Alien: You're an interesting species, an interesting mix. You're capable of such beautiful dreams and such horrible nightmares. You feel so lost, so cut off, so alone, only you're not. See, in all our searching, the only thing we've found that makes the emptiness bearable is each other.
Ellie Arroway: So what's more likely? That an all-powerful, mysterious God created the Universe, and decided not to give any proof of his existence? Or, that He simply doesn't exist at all, and that we created Him, so that we wouldn't have to feel so small and alone?
Rachel Constantine: I assume you read the confidential findings report from the investigating committee.
Michael Kitz: I flipped through it.
Rachel Constantine: I was especially interested in the section on Arroway's video unit. The one that recorded the static?
Michael Kitz: Continue.
Rachel Constantine: The fact that it recorded static isn't what interests me.
Michael Kitz: [pauses] Continue...
Rachel Constantine: What interests me is that it recorded approximately eighteen hours of it.
Michael Kitz: That is interesting, isn't it?
Ellie Arroway: I... had an experience. I can't prove it, I can't even explain it, but everything that I know as a human being, everything that I am tells me that it was real. I was given something wonderful, something that changed me forever. A vision of the universe, that tells us undeniably, how tiny, and insignificant and how... rare, and precious we all are! A vision that tells us that we belong to something that is greater then ourselves, that we are *not*, that none of us are alone.
Ellie Arroway: Why did you do it?
Palmer Joss: Our job was to select someone to speak for everybody. And I just couldn't in good conscience vote for a person who doesn't believe in God. Someone who honestly thinks the other ninety five percent of us suffer from some form of mass delusion.
Ellie Arroway: I told the truth up there. And Drumlin told you exactly what you wanted to hear.
Rachel Constantine: [about Adolf Hitler] Twenty million people died defeating that son of a bitch, and he's our first ambassador to outer space?
Ellie Arroway: Actually the the Hitler broadcast from the...

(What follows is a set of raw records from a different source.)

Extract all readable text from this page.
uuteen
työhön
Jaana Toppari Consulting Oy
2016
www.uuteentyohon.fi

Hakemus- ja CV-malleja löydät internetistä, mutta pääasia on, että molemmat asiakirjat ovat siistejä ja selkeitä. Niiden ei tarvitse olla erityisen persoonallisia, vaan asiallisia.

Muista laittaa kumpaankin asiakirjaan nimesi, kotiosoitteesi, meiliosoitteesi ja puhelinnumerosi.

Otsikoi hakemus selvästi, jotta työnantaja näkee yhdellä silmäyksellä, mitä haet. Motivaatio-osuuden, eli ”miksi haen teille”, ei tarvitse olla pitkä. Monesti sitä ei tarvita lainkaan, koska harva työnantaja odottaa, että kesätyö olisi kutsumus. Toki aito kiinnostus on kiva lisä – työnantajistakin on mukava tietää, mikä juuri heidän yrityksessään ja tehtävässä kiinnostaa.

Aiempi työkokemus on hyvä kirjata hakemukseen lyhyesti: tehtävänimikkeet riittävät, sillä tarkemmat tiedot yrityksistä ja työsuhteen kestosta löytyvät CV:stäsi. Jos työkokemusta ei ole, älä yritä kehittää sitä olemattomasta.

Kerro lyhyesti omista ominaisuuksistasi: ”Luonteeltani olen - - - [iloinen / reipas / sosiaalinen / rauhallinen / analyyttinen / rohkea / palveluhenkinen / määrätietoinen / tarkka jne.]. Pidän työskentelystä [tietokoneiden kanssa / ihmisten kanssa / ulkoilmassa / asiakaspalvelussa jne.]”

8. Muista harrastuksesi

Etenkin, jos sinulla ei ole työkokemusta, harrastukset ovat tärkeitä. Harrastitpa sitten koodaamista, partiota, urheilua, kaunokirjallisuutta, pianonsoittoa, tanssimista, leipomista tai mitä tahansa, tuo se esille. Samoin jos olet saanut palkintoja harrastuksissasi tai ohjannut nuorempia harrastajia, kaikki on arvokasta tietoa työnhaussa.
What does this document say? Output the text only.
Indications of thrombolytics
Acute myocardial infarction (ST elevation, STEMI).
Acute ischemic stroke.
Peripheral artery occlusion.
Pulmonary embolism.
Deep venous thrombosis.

David Drumlin: [interrupting] '36 olympics was the first television transmission of any power that went in to space. That they recorded it, and sent it back, is simply a way of saying "hello, we heard you."
Michael Kitz: Or, "Sieg Heil, you're our kind of people."
[asked what her one question to an alien race would be]
Ellie Arroway: How did you do it? How did you evolve, how did you survive this technological adolescence without destroying yourself?